We have also attempted to adjust the canon, here and there, to shine a spotlight on fine poets whose work is often overlooked, and especially to make room for the poems of Chinese women in this book. In the classical Chinese anthologies, the voices of women were largely neglected, relegated to a small selection at the end of the volumes, and so they have survived the ravages of the centuries at significantly lower rates than those of men. The work of many of the finest Chinese women poets has been lost, and we know them only by a few poems or a few dozen poems, if we are lucky (while for many male poets hundreds or even thousands of poems survive). Perhaps one could argue that we are skewing the canon by including a fifth of the 50 extant poems of a great woman poet such as Li Qingzhao, while only including one thousandth of the poems of a poet like Lu You, who wrote over 10,000 poems. However, our goal is not to be merely representative in this anthology. We have chosen to swell the selections of poets whose work we particularly admire (Tao Qian, Wang Wei, Li Bai, Du Fu, Bai Juyi, Han Shan, Su Dongpo, Mao Zedong, Bei Dao, and others) , so that the reader can truly come to know their work. We consider such larger selections to be "pillars" that support the book, little books or chapbooks within the larger book that show the range and development and depth of the finest poets of this extraordinary tradition.
In order to aid the general reader (as well as students and scholars of Chinese) in navigating such a large selection of work by so many poets, we have provided both Pinyin and Wade-Giles transliterations of the authors' Chinese names, and have presented titles and author names both in English and in Chinese characters in the Table of Contents. One peculiar characteristic of Chinese poetry is that since so many Chinese poems have the same title, a title index is actually less useful than a first line index. Therefore, we have provide the book with an index of first lines in English and Chinese characters. Finally, in order to help give readers the context necessary to ground their reading of this selection from two millennia of Chinese poetry, we have outfitted the book with historical introductions to each major period, a history of the development of Chinese literary forms, and an essay on the key issues that confront the English-language translator of classical and contemporary Chinese poetry.

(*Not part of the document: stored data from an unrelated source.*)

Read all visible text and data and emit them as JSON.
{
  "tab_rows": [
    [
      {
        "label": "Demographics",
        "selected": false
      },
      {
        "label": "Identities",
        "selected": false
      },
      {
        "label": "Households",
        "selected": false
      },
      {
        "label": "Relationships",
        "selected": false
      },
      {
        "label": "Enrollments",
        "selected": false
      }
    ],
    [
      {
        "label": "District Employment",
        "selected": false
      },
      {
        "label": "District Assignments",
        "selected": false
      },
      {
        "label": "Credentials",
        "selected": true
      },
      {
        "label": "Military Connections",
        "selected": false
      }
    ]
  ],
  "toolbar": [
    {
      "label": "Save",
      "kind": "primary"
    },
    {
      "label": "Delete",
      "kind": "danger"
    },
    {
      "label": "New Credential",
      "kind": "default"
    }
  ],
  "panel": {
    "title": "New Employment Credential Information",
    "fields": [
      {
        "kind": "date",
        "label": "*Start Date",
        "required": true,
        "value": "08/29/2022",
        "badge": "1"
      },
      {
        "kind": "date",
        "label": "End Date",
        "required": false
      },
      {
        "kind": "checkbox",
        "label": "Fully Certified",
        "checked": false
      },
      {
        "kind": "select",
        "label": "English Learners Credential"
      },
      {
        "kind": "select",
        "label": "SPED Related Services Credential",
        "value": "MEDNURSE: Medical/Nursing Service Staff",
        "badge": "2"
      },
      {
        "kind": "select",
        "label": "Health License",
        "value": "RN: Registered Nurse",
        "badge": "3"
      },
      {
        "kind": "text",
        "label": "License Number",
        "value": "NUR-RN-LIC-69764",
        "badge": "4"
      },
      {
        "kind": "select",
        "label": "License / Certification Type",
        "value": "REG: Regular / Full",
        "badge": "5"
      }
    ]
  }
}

I would like to thank the poet and novelist Ha Jin for generously putting in touch with Anchor Books and helping this project to find a home. I would also like to thank our editor, LuAnn Walther, and John Siliciano at Anchor Books, for their patience with the book's slow development, and for making the project possible. Although the majority of the translations in the volume are team-translated by Chou Ping and myself, I supplemented our translations with a smattering of others by my father, Willis Barnstone, and by other poet-scholar-translators of Chinese, such as Arthur Waley, Sam Hamill, Kenneth Rexroth, David Hinton, Xu Haixin, Newton Liu, Ko Ching-p'o, Burton Watson, Michelle Yeh, Arthur Sze, Gregory B. Lee, John Cayley, Bonnie S. McDougall, Chen Maiping, James A. Wilson, and Ho Yung. Although the selection by other translators is small, it is meant as a tribute to them for their extraordinary work in carrying Chinese poetic genius across oceans and centuries and transplanting it in American soil. It has meant a lot to me as a reader, and I would like to thank all these translators for allowing me to reprint their Chinese translations here. Finally, I would like to thank my co-editor and primary co-translator for his good humor and insight, which has made it a pleasure to work with him on this and other projects since we first met in my small apartment in Beijing, twenty years ago, in the winter of 1984.